The forester had a muffled, muffled voice, as if the echo of some distant huge noise. Borbálka’s heart was filled with a strange feeling at these words, a wonderful feeling: gratitude, yes, gratitude, maybe because the forester knew his name, gratitude is meaningless, silly, involuntary gratitude, which he was ashamed of himself, gratitude from which his whole body was filled with warmth and throughout he felt himself blush on his skin. He finally got the word, hurriedly shivering at what he wanted to say, the words fluttered very, very softly, but still because he looked up, even though Safranics leaned all the way forward on the windowsill, even the raven blinked with interest on his shoulder-158- Borbálka and Borbálka had said what he had heard, that he had been trapped, that he had been black-black, that the teacher had spoken, that he was on the road to Volosanka, that Tonkanecz had sworn, that he had come to tell me, he can’t tell him, Safranics, not to leave, he ran away all this quickly, hurriedly, softly, he himself could barely hear his voice. And as he said, he was about to leave, fled, running, barely hearing the words of the Safranics: thank you, Borbálka, he didn’t look back, he just ran home straight to the gates, into his room.

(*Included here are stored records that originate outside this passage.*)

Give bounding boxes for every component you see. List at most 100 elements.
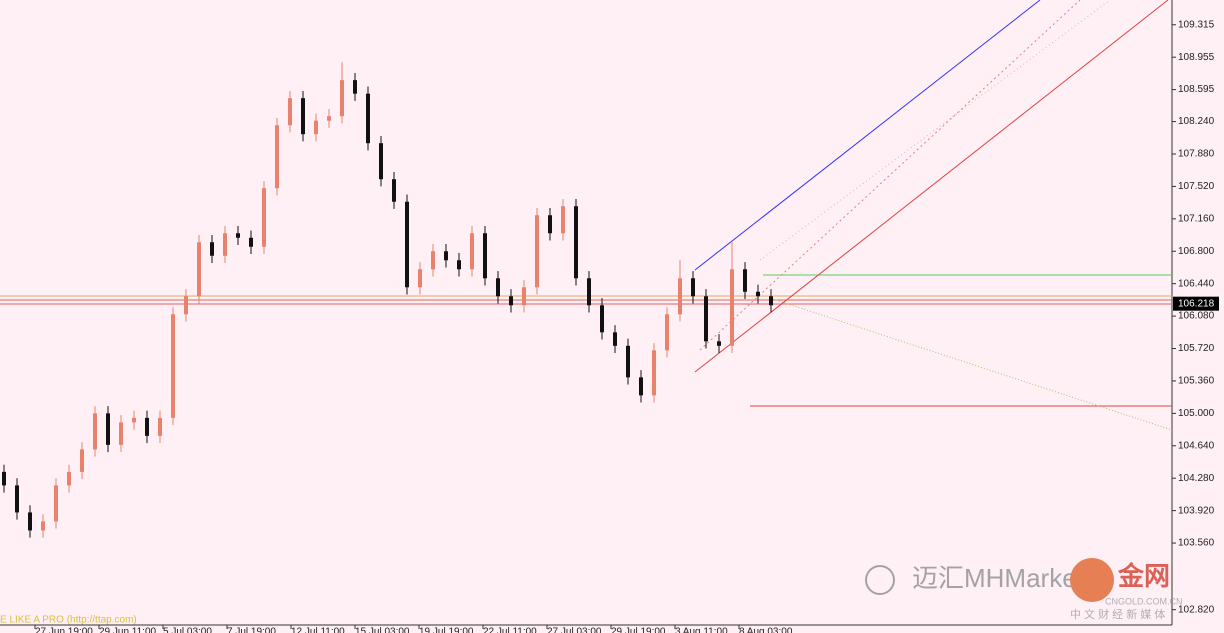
logo-icon [1070,558,1114,602]
candle-body [184,296,188,315]
candle-body [691,278,695,297]
candle-body [574,206,578,279]
candle-body [717,341,721,346]
y-tick-label: 102.820 [1178,604,1215,615]
last-price-label: 106.218 [1178,298,1215,309]
x-tick-label: 27 Jun 19:00 [35,627,93,633]
candle-body [327,116,331,121]
candle-body [249,237,253,247]
candle-body [314,120,318,135]
last-price-box [1173,296,1219,311]
candle-body [15,485,19,513]
candle-body [457,260,461,270]
x-tick-label: 27 Jul 03:00 [547,627,602,633]
footer-text: E LIKE A PRO (http://ttap.com) [0,615,137,626]
candle-body [600,305,604,333]
x-tick-label: 15 Jul 03:00 [355,627,410,633]
x-tick-label: 8 Aug 03:00 [739,627,793,633]
x-tick-label: 3 Aug 11:00 [675,627,728,633]
y-tick-label: 104.280 [1178,473,1215,484]
candle-body [665,314,669,351]
y-tick-label: 107.880 [1178,149,1215,160]
candle-body [132,417,136,423]
y-tick-label: 106.440 [1178,278,1215,289]
trend-line [699,0,1081,351]
candle-body [353,80,357,94]
candle-body [93,413,97,450]
x-tick-label: 19 Jul 19:00 [419,627,474,633]
watermark-logo: 金网 [1117,561,1170,591]
y-tick-label: 103.920 [1178,505,1215,516]
candle-body [379,143,383,180]
y-tick-label: 108.955 [1178,52,1215,63]
x-tick-label: 7 Jul 19:00 [227,627,276,633]
trend-line [694,0,1169,373]
candle-body [470,233,474,270]
wechat-icon [865,565,895,595]
candle-body [171,314,175,418]
y-tick-label: 105.360 [1178,376,1215,387]
y-tick-label: 105.000 [1178,408,1215,419]
candle-body [366,93,370,144]
x-tick-label: 29 Jun 11:00 [99,627,157,633]
candle-body [41,521,45,531]
trend-line [759,0,1111,261]
y-tick-label: 103.560 [1178,538,1215,549]
candle-body [28,512,32,531]
y-tick-label: 107.160 [1178,213,1215,224]
candle-body [2,471,6,486]
candle-body [756,291,760,297]
candle-body [145,417,149,436]
candle-body [613,332,617,346]
trend-line [694,0,1041,271]
candle-body [236,233,240,238]
watermark-brand: 迈汇MHMarkets [912,563,1097,593]
watermark-site: CNGOLD.COM.CN [1105,596,1183,606]
candle-body [561,206,565,234]
candle-body [67,471,71,486]
y-tick-label: 109.315 [1178,19,1215,30]
candle-body [548,215,552,234]
y-tick-label: 108.595 [1178,84,1215,95]
candle-body [418,269,422,288]
candle-body [119,422,123,445]
candle-body [522,287,526,306]
candle-body [509,296,513,306]
candle-body [431,251,435,270]
candle-body [535,215,539,288]
candle-body [340,80,344,117]
x-tick-label: 22 Jul 11:00 [483,627,537,633]
watermark: 迈汇MHMarkets 金网 CNGOLD.COM.CN 中 文 财 经 新 媒… [865,558,1183,621]
candle-body [301,98,305,135]
y-tick-label: 106.080 [1178,311,1215,322]
candle-body [743,269,747,292]
y-tick-label: 105.720 [1178,343,1215,354]
candle-body [405,201,409,288]
candle-body [652,350,656,396]
x-tick-label: 5 Jul 03:00 [163,627,212,633]
candle-body [444,251,448,261]
candle-body [678,278,682,315]
candle-body [496,278,500,297]
candle-body [223,233,227,256]
candle-body [197,242,201,297]
candle-body [275,125,279,189]
candle-body [769,296,773,306]
candle-body [158,417,162,436]
watermark-tagline: 中 文 财 经 新 媒 体 [1070,607,1165,621]
candle-body [483,233,487,279]
candle-body [54,485,58,522]
candle-body [730,269,734,346]
x-tick-label: 29 Jul 19:00 [611,627,666,633]
candle-body [106,413,110,445]
candle-body [262,188,266,247]
y-tick-label: 106.800 [1178,246,1215,257]
y-tick-label: 107.520 [1178,181,1215,192]
candle-body [80,449,84,472]
candle-body [210,242,214,256]
candle-body [288,98,292,126]
candle-body [639,377,643,396]
x-tick-label: 12 Jul 11:00 [291,627,345,633]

Everything was quiet in the house, it was late. But there was no peace in Borbálka. He lay awake in his bed and listened. Will Safranics take his advice, will he stay home? Wouldn’t he despise the advice of such a little girl? And he was annoyed that he didn’t wait for Safranics to respond, why he didn’t promise not to leave. He would have been calm now, so he was troubled by the anxiety. Will he stay home? He kept watching to see if he could hear the door open, the sound of footsteps, or even in two or so he thought someone was really out there and ran to the window, but no, there was no one on the street, there was silence everywhere. And beyond the mysterious house of the Safranics, everything was dark. That’s how the night went.

It was dawn. There was a blue light in the room. Sparrows sounded on the trees. Oh! what a soothing, dissolving voice this soft chirp was. As if every sparrow had said, it didn’t go-159-away, it doesn’t go anymore. And Barber’s ridiculously tiny mouth, when he finally fell asleep calmly, also moved as if to say in his dream: he didn’t go, he wouldn’t leave anymore, because Barber slept with his mouth open like children.